(photo credit: MARC ISRAEL SELLEM)
Culture Minister Miri Regev’s plan to cancel the Books and Authors Law came closer to fruition as the Ministerial Committee for Legislation approved a bill to that effect Sunday.
Regev backed legislation by MK Yoav Kisch (Likud) to revoke the measure regulating the sale of books, and authors’ royalties. That law, which went into effect in February 2014, was intended to lower book prices by breaking up the duopoly held by Steimatzky and Tzomet Sfarim, and to provide a higher income for writers.
Kisch and Regev determined the law achieved the opposite of its purpose. By increasing book prices, it reduced sales which in turn cut authors’ royalties. Though the law was supposed to be in force for three years before being reexamined by the Knesset, the two MKs moved to cancel it one year early.
“The law changed the balance in the book market and created a situation in which first-time authors now have to pay publishers to print their first book, as opposed to what was done before,” the bill’s explanatory portion reads.
“The law created an absurd situation in which the legislature’s intervention harmed the competitive market and increased prices for the citizen...

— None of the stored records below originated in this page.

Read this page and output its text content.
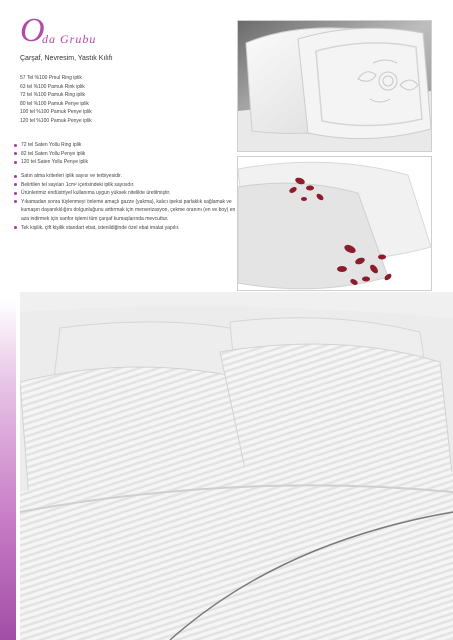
O
da Grubu
Çarşaf, Nevresim, Yastık Kılıfı
57 Tel %100 Pmul Ring iplik
63 tel %100 Pamuk Rink iplik
72 tel %100 Pamuk Ring iplik
80 tel %100 Pamuk Penye iplik
100 tel %100 Pamuk Penye iplik
120 tel %100 Pamuk Penye iplik
72 tel Saten Yollu Ring iplik
82 tel Saten Yollu Penye iplik
120 tel Saten Yollu Penye iplik
Satın alma kriterleri iplik sayısı ve terbiyesidir.
Belirtilen tel sayıları 1cm² içerisindeki iplik sayısıdır.
Ürünlerimiz endüstriyel kullanıma uygun yüksek nitelikte üretilmiştir.
Yıkamadan sonra tüylenmeyi önleme amaçlı gazze (yakma), kalıcı ipeksi parlaklık sağlamak ve kumaşın dayanıklılığını dolgunluğunu arttırmak için merserizasyon, çekme oranını (en ve boy) en aza indirmek için sanfor işlemi tüm çarşaf kumaşlarında mevcuttur.
Tek kişilik, çift kişilik standart ebat, istenildiğinde özel ebat imalat yapılır.
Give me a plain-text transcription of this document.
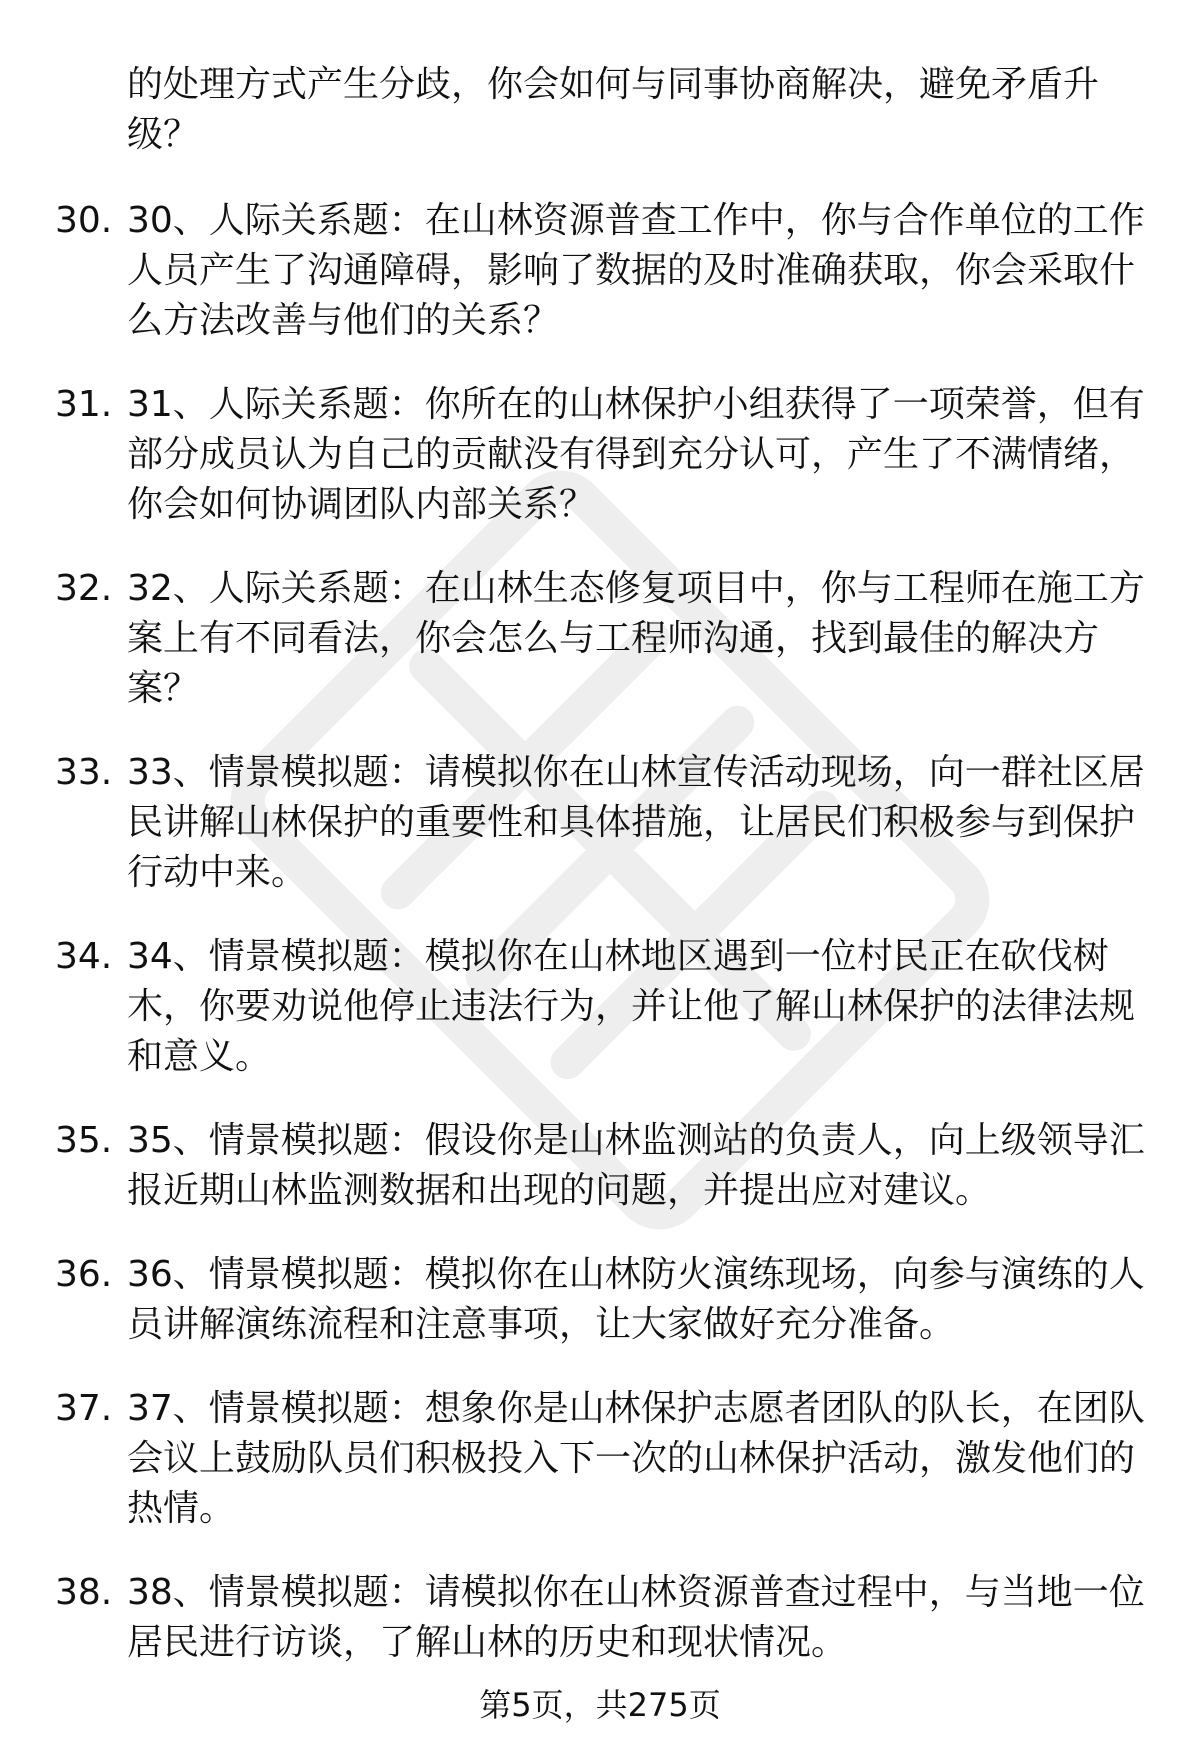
的处理方式产生分歧，你会如何与同事协商解决，避免矛盾升级？
30. 30、人际关系题：在山林资源普查工作中，你与合作单位的工作人员产生了沟通障碍，影响了数据的及时准确获取，你会采取什么方法改善与他们的关系？
31. 31、人际关系题：你所在的山林保护小组获得了一项荣誉，但有部分成员认为自己的贡献没有得到充分认可，产生了不满情绪，你会如何协调团队内部关系？
32. 32、人际关系题：在山林生态修复项目中，你与工程师在施工方案上有不同看法，你会怎么与工程师沟通，找到最佳的解决方案？
33. 33、情景模拟题：请模拟你在山林宣传活动现场，向一群社区居民讲解山林保护的重要性和具体措施，让居民们积极参与到保护行动中来。
34. 34、情景模拟题：模拟你在山林地区遇到一位村民正在砍伐树木，你要劝说他停止违法行为，并让他了解山林保护的法律法规和意义。
35. 35、情景模拟题：假设你是山林监测站的负责人，向上级领导汇报近期山林监测数据和出现的问题，并提出应对建议。
36. 36、情景模拟题：模拟你在山林防火演练现场，向参与演练的人员讲解演练流程和注意事项，让大家做好充分准备。
37. 37、情景模拟题：想象你是山林保护志愿者团队的队长，在团队会议上鼓励队员们积极投入下一次的山林保护活动，激发他们的热情。
38. 38、情景模拟题：请模拟你在山林资源普查过程中，与当地一位居民进行访谈，了解山林的历史和现状情况。
第5页，共275页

The legislature intervened too much in the free market economy, and the purpose of canceling the law is to bring back the former situation, and allow prices to drop and the spread of new books in the Israeli market to increase.”

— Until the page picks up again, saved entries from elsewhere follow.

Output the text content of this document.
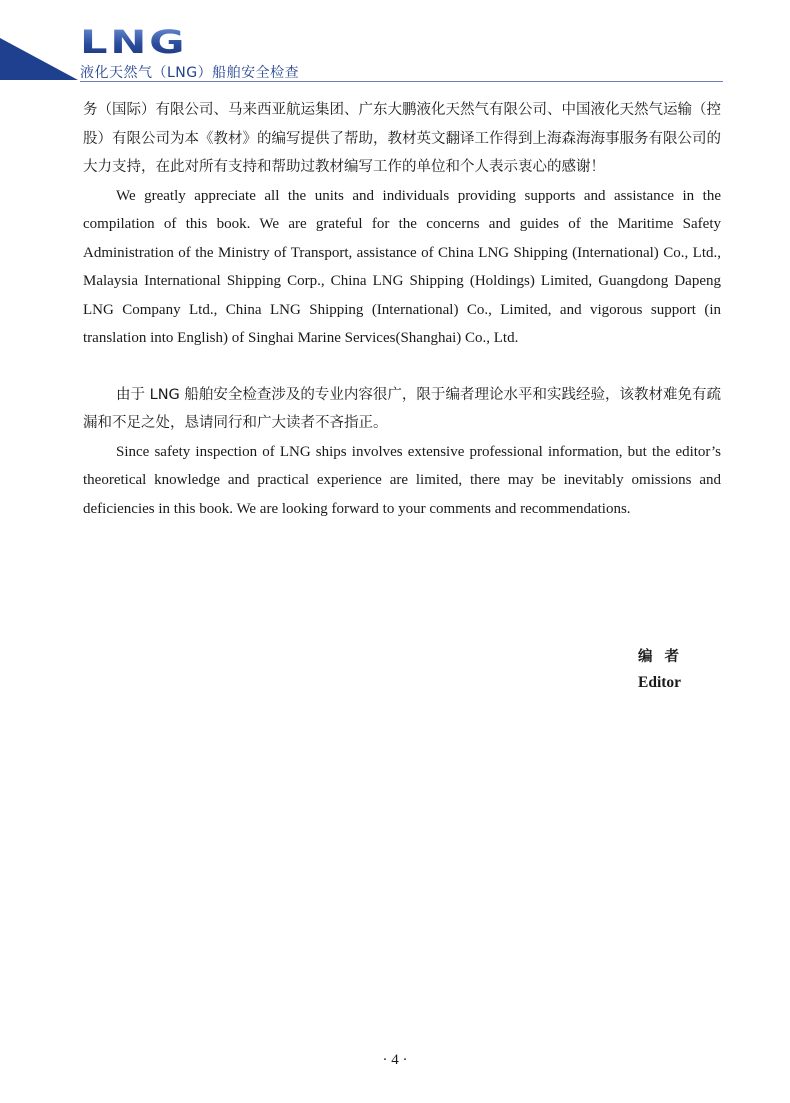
LNG
液化天然气（LNG）船舶安全检查

务（国际）有限公司、马来西亚航运集团、广东大鹏液化天然气有限公司、中国液化天然气运输（控股）有限公司为本《教材》的编写提供了帮助，教材英文翻译工作得到上海森海海事服务有限公司的大力支持，在此对所有支持和帮助过教材编写工作的单位和个人表示衷心的感谢！

We greatly appreciate all the units and individuals providing supports and assistance in the compilation of this book. We are grateful for the concerns and guides of the Maritime Safety Administration of the Ministry of Transport, assistance of China LNG Shipping (International) Co., Ltd., Malaysia International Shipping Corp., China LNG Shipping (Holdings) Limited, Guangdong Dapeng LNG Company Ltd., China LNG Shipping (International) Co., Limited, and vigorous support (in translation into English) of Singhai Marine Services(Shanghai) Co., Ltd.

由于 LNG 船舶安全检查涉及的专业内容很广，限于编者理论水平和实践经验，该教材难免有疏漏和不足之处，恳请同行和广大读者不吝指正。

Since safety inspection of LNG ships involves extensive professional information, but the editor’s theoretical knowledge and practical experience are limited, there may be inevitably omissions and deficiencies in this book. We are looking forward to your comments and recommendations.

编者
Editor
· 4 ·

Kisch said the government understood the law was a failure and decided to fix the mistake.
“I believe that most parties, in the coalition and opposition, will support canceling the law and making books [more] accessible to all who want them. Lowering the price of books for consumers and selling more copies for the authors – that is what is good for the citizens,” he said.

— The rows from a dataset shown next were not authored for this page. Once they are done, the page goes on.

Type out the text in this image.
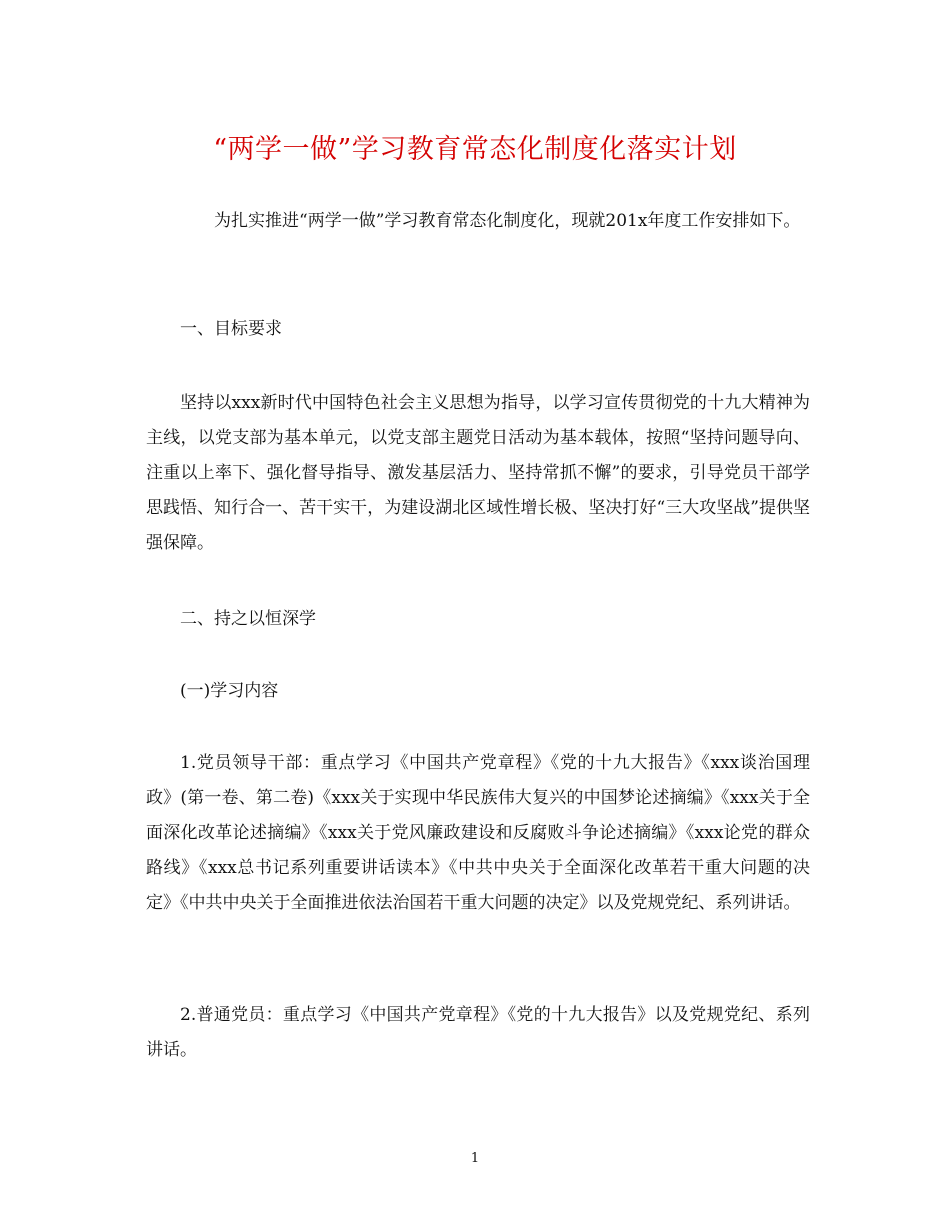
“两学一做”学习教育常态化制度化落实计划
为扎实推进“两学一做”学习教育常态化制度化，现就201x年度工作安排如下。
一、目标要求
坚持以xxx新时代中国特色社会主义思想为指导，以学习宣传贯彻党的十九大精神为主线，以党支部为基本单元，以党支部主题党日活动为基本载体，按照“坚持问题导向、注重以上率下、强化督导指导、激发基层活力、坚持常抓不懈”的要求，引导党员干部学思践悟、知行合一、苦干实干，为建设湖北区域性增长极、坚决打好“三大攻坚战”提供坚强保障。
二、持之以恒深学
(一)学习内容
1.党员领导干部：重点学习《中国共产党章程》《党的十九大报告》《xxx谈治国理政》(第一卷、第二卷)《xxx关于实现中华民族伟大复兴的中国梦论述摘编》《xxx关于全面深化改革论述摘编》《xxx关于党风廉政建设和反腐败斗争论述摘编》《xxx论党的群众路线》《xxx总书记系列重要讲话读本》《中共中央关于全面深化改革若干重大问题的决定》《中共中央关于全面推进依法治国若干重大问题的决定》以及党规党纪、系列讲话。
2.普通党员：重点学习《中国共产党章程》《党的十九大报告》以及党规党纪、系列讲话。
1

The Books and Authors Law does not allow a store or publisher to encourage salespeople to promote specific books, and requires stores to give equal prominence to books from different publishers.
The law also requires stores and publishers to reach agreements on discounting books.
Those discounts can be only on books that are more than 18 months old. That includes “buy one, get one free” and similar sales. An exception will be made for the annual Hebrew Book Week every summer.
During those initial 18 months, Israeli authors receive a minimum 8 percent of the price (minus VAT) of the first 6,000 books sold, and 10 percent royalty for all subsequent sales. The law also regulates royalties after 18 months.